Die Pariser Verbandsübereinkunft sagt in ihrem Art. 4A:
(1) Wer in einem der Verbandsländer die Anmeldung für ein Erfindungspatent, ein Gebrauchsmuster, ein gewerbliches Muster oder Modell, eine Fabrik- oder Handelsmarke vorschriftsmäßig hinterlegt hat, oder sein Rechtsnachfolger genießt für die Hinterlegung in den anderen Ländern während der unten bestimmten Fristen ein Prioritätsrecht.
(2) Als prioritätsbegründend wird jede Hinterlegung anerkannt, der nach den innerstaatlichen Rechtsvorschriften jedes Verbandslandes oder nach den zwischen Verbandsländern abgeschlossenen zwei- oder mehrseitigen Verträgen die Bedeutung einer vorschriftsmäßigen nationalen Hinterlegung zukommt.
(3) Unter vorschriftsmäßiger nationaler Hinterlegung ist jede Hinterlegung zu verstehen, die zur Festlegung des Zeitpunkts ausreicht, an dem die Anmeldung in dem betreffenden Land hinterlegt worden ist, wobei das spätere Schicksal der Anmeldung ohne Bedeutung ist.

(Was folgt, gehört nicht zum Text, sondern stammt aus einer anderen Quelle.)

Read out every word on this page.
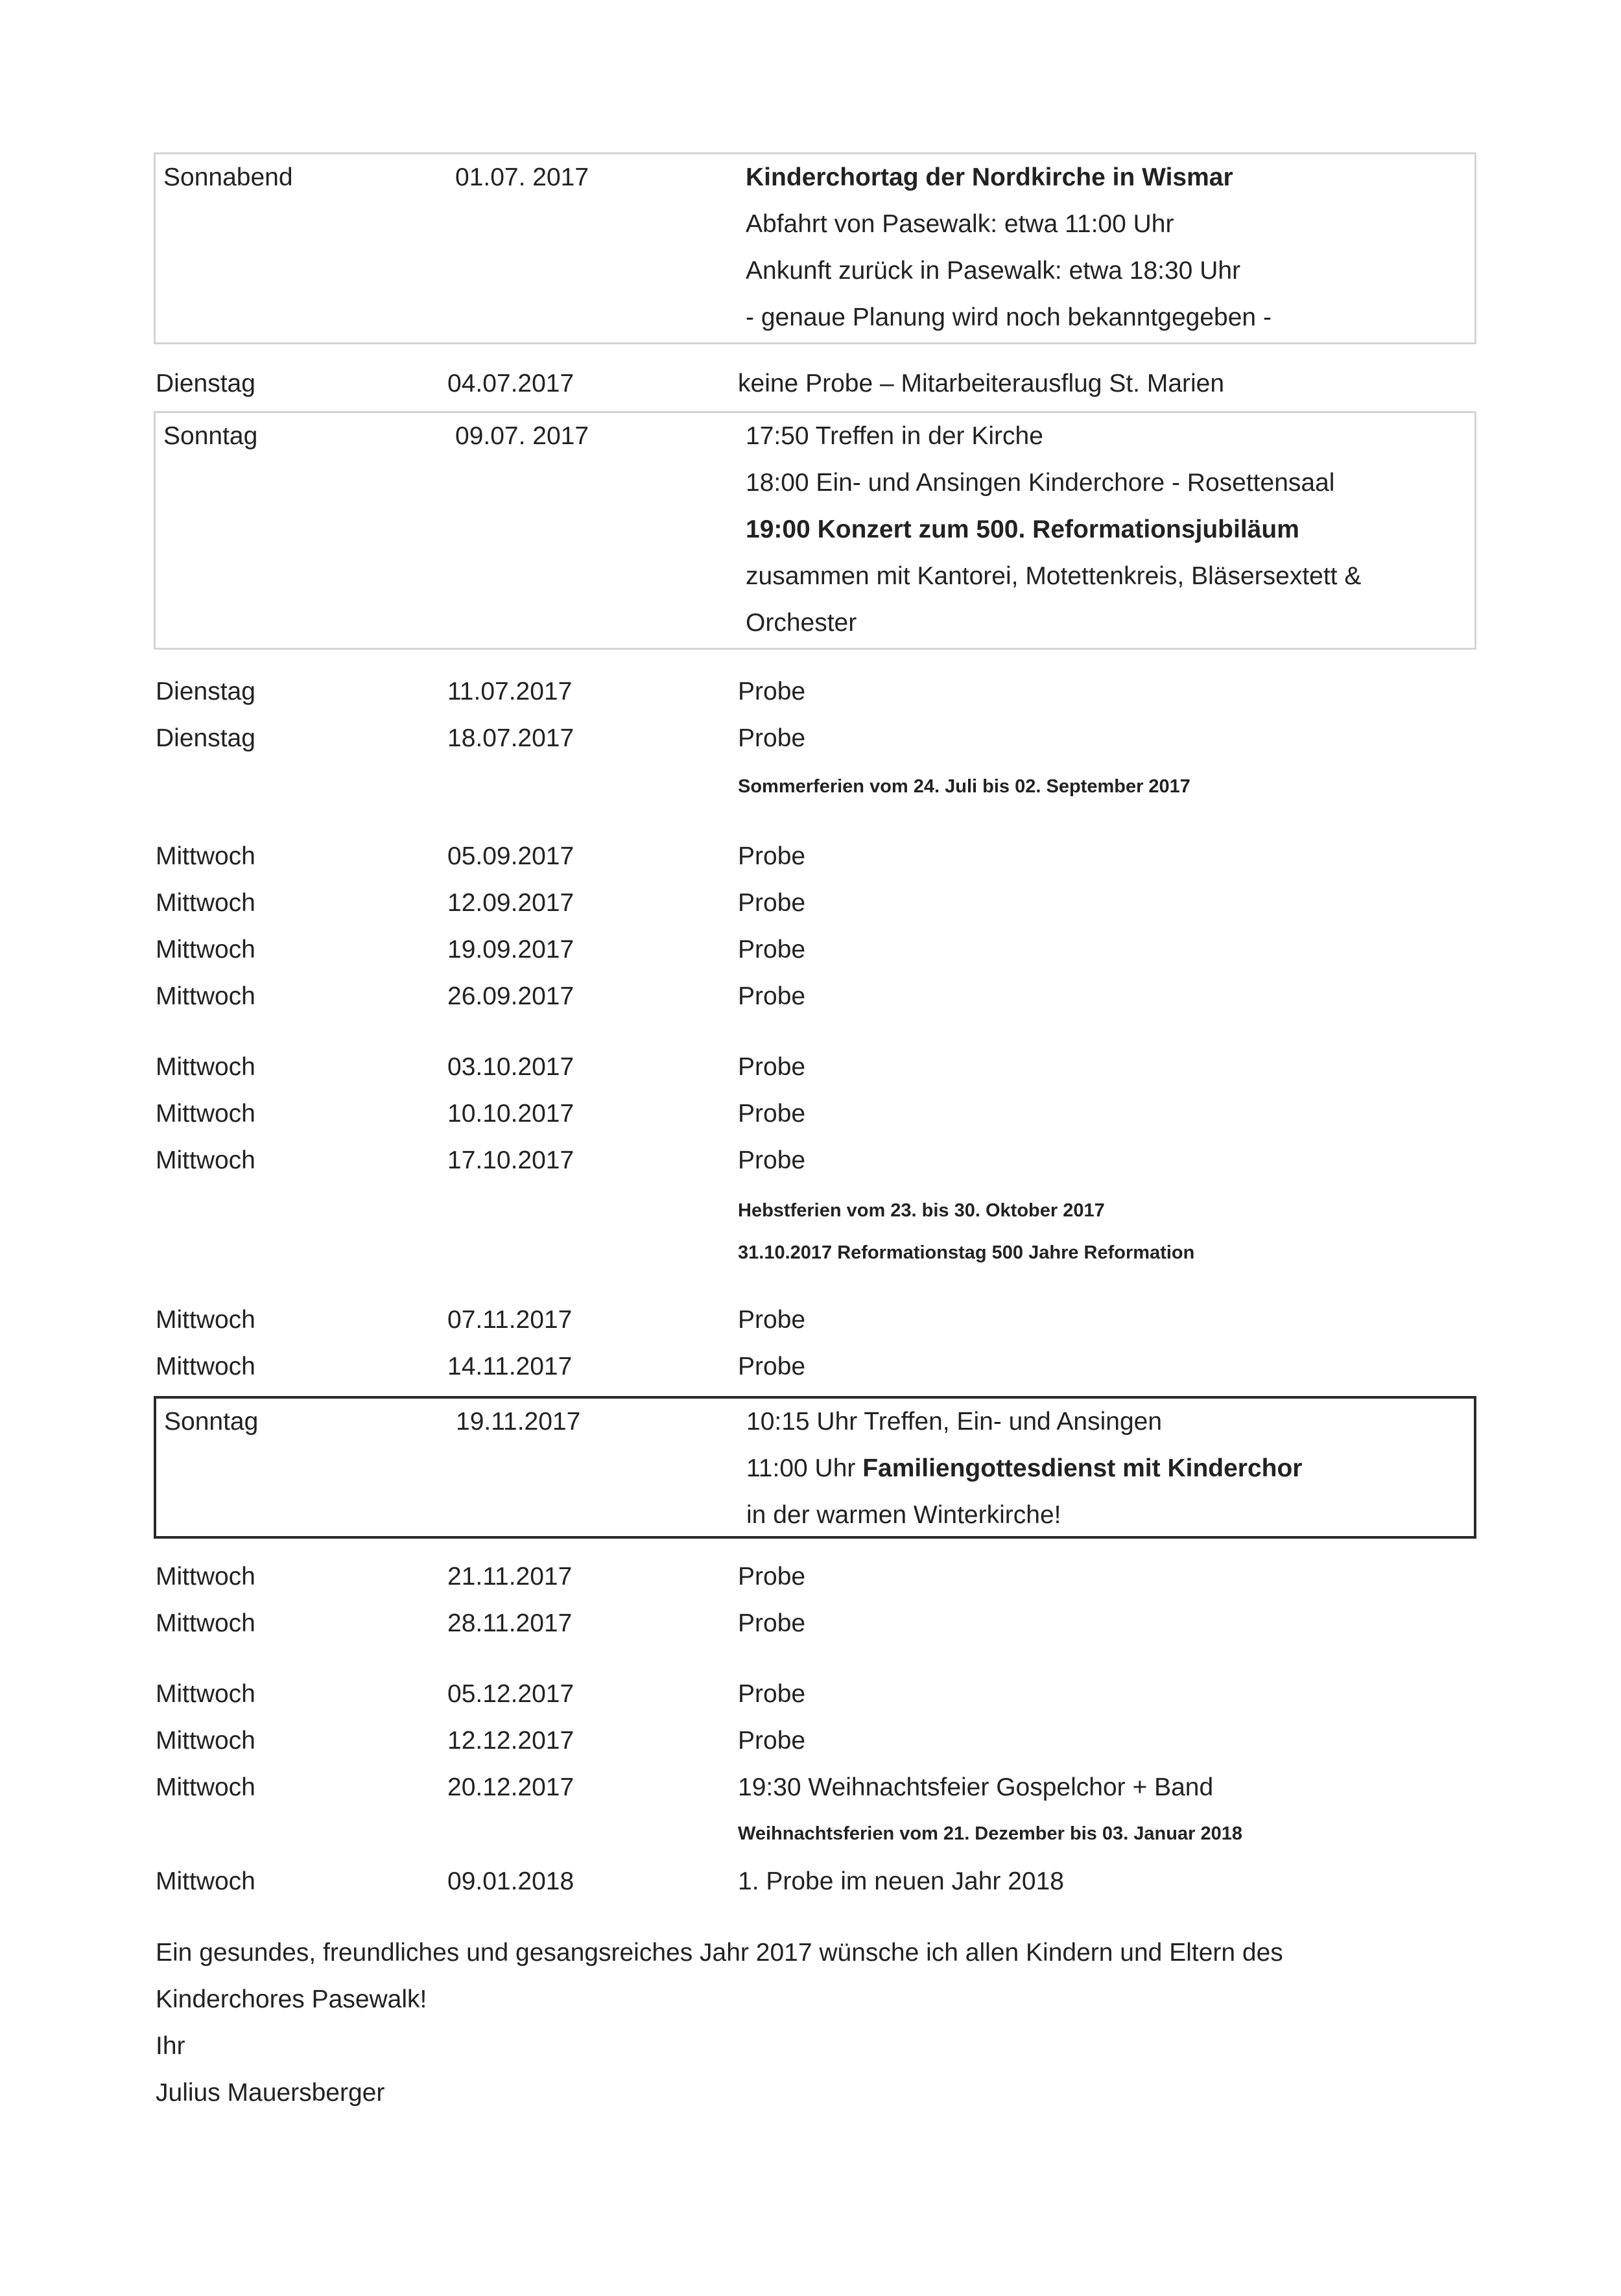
Sonnabend	01.07. 2017	Kinderchortag der Nordkirche in Wismar
Abfahrt von Pasewalk: etwa 11:00 Uhr
Ankunft zurück in Pasewalk: etwa 18:30 Uhr
- genaue Planung wird noch bekanntgegeben -
Dienstag	04.07.2017	keine Probe – Mitarbeiterausflug St. Marien
Sonntag	09.07. 2017	17:50 Treffen in der Kirche
18:00 Ein- und Ansingen Kinderchore - Rosettensaal
19:00 Konzert zum 500. Reformationsjubiläum
zusammen mit Kantorei, Motettenkreis, Bläsersextett &
Orchester
Dienstag	11.07.2017	Probe
Dienstag	18.07.2017	Probe
Sommerferien vom 24. Juli bis 02. September 2017
Mittwoch	05.09.2017	Probe
Mittwoch	12.09.2017	Probe
Mittwoch	19.09.2017	Probe
Mittwoch	26.09.2017	Probe
Mittwoch	03.10.2017	Probe
Mittwoch	10.10.2017	Probe
Mittwoch	17.10.2017	Probe
Hebstferien vom 23. bis 30. Oktober 2017
31.10.2017 Reformationstag 500 Jahre Reformation
Mittwoch	07.11.2017	Probe
Mittwoch	14.11.2017	Probe
Sonntag	19.11.2017	10:15 Uhr Treffen, Ein- und Ansingen
11:00 Uhr Familiengottesdienst mit Kinderchor
in der warmen Winterkirche!
Mittwoch	21.11.2017	Probe
Mittwoch	28.11.2017	Probe
Mittwoch	05.12.2017	Probe
Mittwoch	12.12.2017	Probe
Mittwoch	20.12.2017	19:30 Weihnachtsfeier Gospelchor + Band
Weihnachtsferien vom 21. Dezember bis 03. Januar 2018
Mittwoch	09.01.2018	1. Probe im neuen Jahr 2018
Ein gesundes, freundliches und gesangsreiches Jahr 2017 wünsche ich allen Kindern und Eltern des
Kinderchores Pasewalk!
Ihr
Julius Mauersberger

Hervorhebungen sind von mir.

Wie gesagt, das ist (auch) unmittelbar geltendes US-Bundesrecht.
 

Armin

GOLD - Mitglied
Ja Asdevi, aber die PVÜ galt ja auch schon pre-AIA in USA -- man war wegen Hilmer allerdings schlecht beraten, sich darauf zu verlassen.

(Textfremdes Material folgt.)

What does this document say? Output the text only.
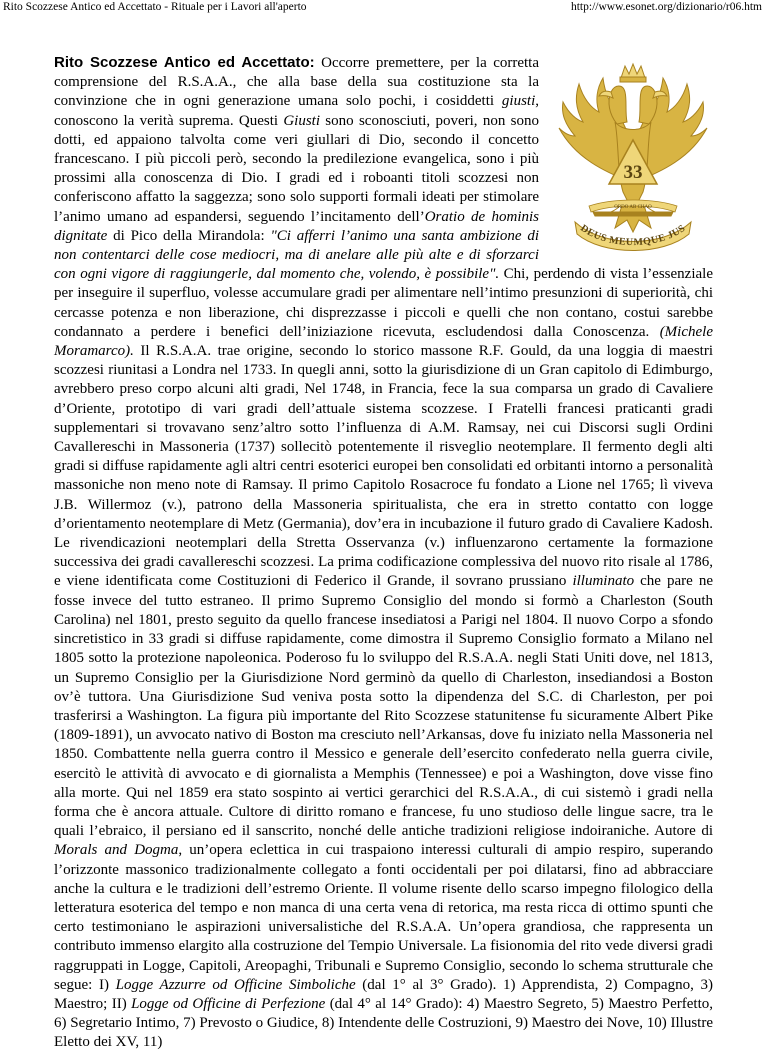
Rito Scozzese Antico ed Accettato - Rituale per i Lavori all'aperto	http://www.esonet.org/dizionario/r06.htm
33
ORDO AB CHAO
DEUS MEUMQUE JUS
Rito Scozzese Antico ed Accettato: Occorre premettere, per la corretta comprensione del R.S.A.A., che alla base della sua costituzione sta la convinzione che in ogni generazione umana solo pochi, i cosiddetti giusti, conoscono la verità suprema. Questi Giusti sono sconosciuti, poveri, non sono dotti, ed appaiono talvolta come veri giullari di Dio, secondo il concetto francescano. I più piccoli però, secondo la predilezione evangelica, sono i più prossimi alla conoscenza di Dio. I gradi ed i roboanti titoli scozzesi non conferiscono affatto la saggezza; sono solo supporti formali ideati per stimolare l’animo umano ad espandersi, seguendo l’incitamento dell’Oratio de hominis dignitate di Pico della Mirandola: "Ci afferri l’animo una santa ambizione di non contentarci delle cose mediocri, ma di anelare alle più alte e di sforzarci con ogni vigore di raggiungerle, dal momento che, volendo, è possibile". Chi, perdendo di vista l’essenziale per inseguire il superfluo, volesse accumulare gradi per alimentare nell’intimo presunzioni di superiorità, chi cercasse potenza e non liberazione, chi disprezzasse i piccoli e quelli che non contano, costui sarebbe condannato a perdere i benefici dell’iniziazione ricevuta, escludendosi dalla Conoscenza. (Michele Moramarco). Il R.S.A.A. trae origine, secondo lo storico massone R.F. Gould, da una loggia di maestri scozzesi riunitasi a Londra nel 1733. In quegli anni, sotto la giurisdizione di un Gran capitolo di Edimburgo, avrebbero preso corpo alcuni alti gradi, Nel 1748, in Francia, fece la sua comparsa un grado di Cavaliere d’Oriente, prototipo di vari gradi dell’attuale sistema scozzese. I Fratelli francesi praticanti gradi supplementari si trovavano senz’altro sotto l’influenza di A.M. Ramsay, nei cui Discorsi sugli Ordini Cavallereschi in Massoneria (1737) sollecitò potentemente il risveglio neotemplare. Il fermento degli alti gradi si diffuse rapidamente agli altri centri esoterici europei ben consolidati ed orbitanti intorno a personalità massoniche non meno note di Ramsay. Il primo Capitolo Rosacroce fu fondato a Lione nel 1765; lì viveva J.B. Willermoz (v.), patrono della Massoneria spiritualista, che era in stretto contatto con logge d’orientamento neotemplare di Metz (Germania), dov’era in incubazione il futuro grado di Cavaliere Kadosh. Le rivendicazioni neotemplari della Stretta Osservanza (v.) influenzarono certamente la formazione successiva dei gradi cavallereschi scozzesi. La prima codificazione complessiva del nuovo rito risale al 1786, e viene identificata come Costituzioni di Federico il Grande, il sovrano prussiano illuminato che pare ne fosse invece del tutto estraneo. Il primo Supremo Consiglio del mondo si formò a Charleston (South Carolina) nel 1801, presto seguito da quello francese insediatosi a Parigi nel 1804. Il nuovo Corpo a sfondo sincretistico in 33 gradi si diffuse rapidamente, come dimostra il Supremo Consiglio formato a Milano nel 1805 sotto la protezione napoleonica. Poderoso fu lo sviluppo del R.S.A.A. negli Stati Uniti dove, nel 1813, un Supremo Consiglio per la Giurisdizione Nord germinò da quello di Charleston, insediandosi a Boston ov’è tuttora. Una Giurisdizione Sud veniva posta sotto la dipendenza del S.C. di Charleston, per poi trasferirsi a Washington. La figura più importante del Rito Scozzese statunitense fu sicuramente Albert Pike (1809-1891), un avvocato nativo di Boston ma cresciuto nell’Arkansas, dove fu iniziato nella Massoneria nel 1850. Combattente nella guerra contro il Messico e generale dell’esercito confederato nella guerra civile, esercitò le attività di avvocato e di giornalista a Memphis (Tennessee) e poi a Washington, dove visse fino alla morte. Qui nel 1859 era stato sospinto ai vertici gerarchici del R.S.A.A., di cui sistemò i gradi nella forma che è ancora attuale. Cultore di diritto romano e francese, fu uno studioso delle lingue sacre, tra le quali l’ebraico, il persiano ed il sanscrito, nonché delle antiche tradizioni religiose indoiraniche. Autore di Morals and Dogma, un’opera eclettica in cui traspaiono interessi culturali di ampio respiro, superando l’orizzonte massonico tradizionalmente collegato a fonti occidentali per poi dilatarsi, fino ad abbracciare anche la cultura e le tradizioni dell’estremo Oriente. Il volume risente dello scarso impegno filologico della letteratura esoterica del tempo e non manca di una certa vena di retorica, ma resta ricca di ottimo spunti che certo testimoniano le aspirazioni universalistiche del R.S.A.A. Un’opera grandiosa, che rappresenta un contributo immenso elargito alla costruzione del Tempio Universale. La fisionomia del rito vede diversi gradi raggruppati in Logge, Capitoli, Areopaghi, Tribunali e Supremo Consiglio, secondo lo schema strutturale che segue: I) Logge Azzurre od Officine Simboliche (dal 1° al 3° Grado). 1) Apprendista, 2) Compagno, 3) Maestro; II) Logge od Officine di Perfezione (dal 4° al 14° Grado): 4) Maestro Segreto, 5) Maestro Perfetto, 6) Segretario Intimo, 7) Prevosto o Giudice, 8) Intendente delle Costruzioni, 9) Maestro dei Nove, 10) Illustre Eletto dei XV, 11)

Denn es konnte ja "schon immer" für eine US-Anmeldung die Priorität einer ausländischen Anmeldung beansprucht werden. Nur war dieses Prioritätsrecht in USA nur halbwegs zu gebrauchen, da man das Prioritätsdatum nur zur Verteidigung seiner Anmeldung oder seines Patents heranziehen konnte, nicht aber dafür, um US-Anmeldungen (mit späteren Zeitrang) anzugreifen.

Von daher bin ich noch nicht ganz sicher, ob es nicht wieder (oder immer noch) irgendwelche Schlupflöcher gibt, die einen in USA mit einer US-ausländischen Priorität schlechter dastehen lassen als mit einer US-inländischen Priorität?
 

Pat-Ente

*** KT-HERO ***
Interessant, in der Tat. Aber auch der Autor des Artikels steht ja der Entscheidung skeptisch gegenüber und meint, dass wohl der Federal Circuit etwas speziell zur Interpretation von §102(d) post-AIA sagen müsste (ob das inzwischen geschehen ist, weiss ich nicht, ich habe nichts dergleichen gehört, aber das muss nichts heißen).



Und anscheinend kann man dem Problem entkommen, wenn die Nachanmeldung bzw. das darauf erteilte Patent mindestens einen Anspruch enthält, der in der Prioanmeldung offenbart ist (sinnvollerweise achtet man darauf ohnehin ..).